In conclusion, the undersigned recommends that this action be dismissed because plaintiff has been granted adequate opportunity to cure the pleadings defects and failed to do so. Akhtar v. Mesa, 698 F.3d 1202, 1212 (9th Cir. 2012) (“A district court should not dismiss a pro se complaint without leave to amend unless ‘it is absolutely clear that the deficiencies of the complaint could not cured by amendment.'”) (quoting Schucker v. Rockwood, 846 F.2d 1202, 1203-04 (9th Cir. 1998) (per curiam)).
Plaintiff's amended complaint also contains a motion for a preliminary injunction. (ECF No. 9 at 7-15.) Plaintiff appears to seek injunctive relief based on the claims raised in the amended complaint and also based on claims challenging the validity of his conviction/confinement. Because the undersigned recommends dismissal of the claims raised in the amended complaint, plaintiff's motion for a preliminary injunction based on these claims should be denied. Plaintiff's request for injunctive relief based on claims challenging the validity of his conviction/confinement should be denied because these claims are not properly raised in this civil rights action. Nettles v. Grounds, 830 F.3d 922, 927 (9th Cir. 2016) (en banc) (“Challenges to the validity of any confinement or to particulars affecting its duration are the province of habeas corpus[.]”).
In the motion for injunctive relief, plaintiff appears to allege that some of his claims challenging his criminal proceedings may be brought in a civil rights action because he lacks a remedy in habeas to raise these claims. See Nonette v. Small, 316 F.3d 872 (9th Cir. 2002) (holding that plaintiff, who lacked a remedy in habeas, was entitled to proceed with a civil rights action). Assuming plaintiff lacks a habeas remedy, plaintiff's claims challenging his criminal proceedings are unrelated to the claims raised in the amended complaint. The court cannot grant injunctive relief based on claims not raised in the amended complaint. Pac. Radiation Oncology, LLC v. Queens's Med. Ctr., 810 F.3d 631,633 (9th Cir. 2015). Moreover, “[u]nrelated claims against unrelated defendants belong in different suits.” George v. Smith, 507 F.3d 605, 607 (7th Cir. 2007). Assuming plaintiff lacks a habeas remedy, plaintiff's claims challenging his criminal proceedings should be raised in a different action.

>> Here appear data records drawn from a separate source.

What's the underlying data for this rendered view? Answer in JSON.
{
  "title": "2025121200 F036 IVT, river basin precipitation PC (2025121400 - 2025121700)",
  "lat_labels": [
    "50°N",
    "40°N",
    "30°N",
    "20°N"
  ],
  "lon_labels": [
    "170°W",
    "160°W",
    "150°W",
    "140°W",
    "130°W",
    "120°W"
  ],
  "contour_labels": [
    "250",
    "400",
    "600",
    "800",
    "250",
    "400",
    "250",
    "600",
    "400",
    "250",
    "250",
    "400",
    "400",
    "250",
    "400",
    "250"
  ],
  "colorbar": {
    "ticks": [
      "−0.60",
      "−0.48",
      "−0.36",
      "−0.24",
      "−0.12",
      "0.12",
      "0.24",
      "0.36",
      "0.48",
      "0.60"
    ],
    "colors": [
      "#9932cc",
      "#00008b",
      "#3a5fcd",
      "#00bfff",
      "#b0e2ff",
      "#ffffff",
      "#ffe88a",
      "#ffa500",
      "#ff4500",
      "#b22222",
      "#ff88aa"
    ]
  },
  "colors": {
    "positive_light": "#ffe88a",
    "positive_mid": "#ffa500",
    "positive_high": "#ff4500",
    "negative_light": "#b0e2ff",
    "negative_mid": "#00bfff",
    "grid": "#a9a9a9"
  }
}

Accordingly, IT IS HEREBY ORDERED that the Clerk of the Court shall appoint a district judge to this action; and
IT IS HEREBY RECOMMENDED that:
1. Plaintiff's motion for injunctive relief (ECF No. 9) be denied; and
2. This action be dismissed.
These findings and recommendations are submitted to the United States District Judge assigned to the case, pursuant to the provisions of 28 U.S.C. § 636(b)(1). Within fourteen days after being served with these findings and recommendations, plaintiff may file written objections with the court and serve a copy on all parties. Such a document should be captioned “Objections to Magistrate Judge's Findings and Recommendations.” Plaintiff is advised that failure to file objections within the specified time may waive the right to appeal the District Court's order. Martinez v. Ylst, 951 F.2d 1153 (9th Cir. 1991).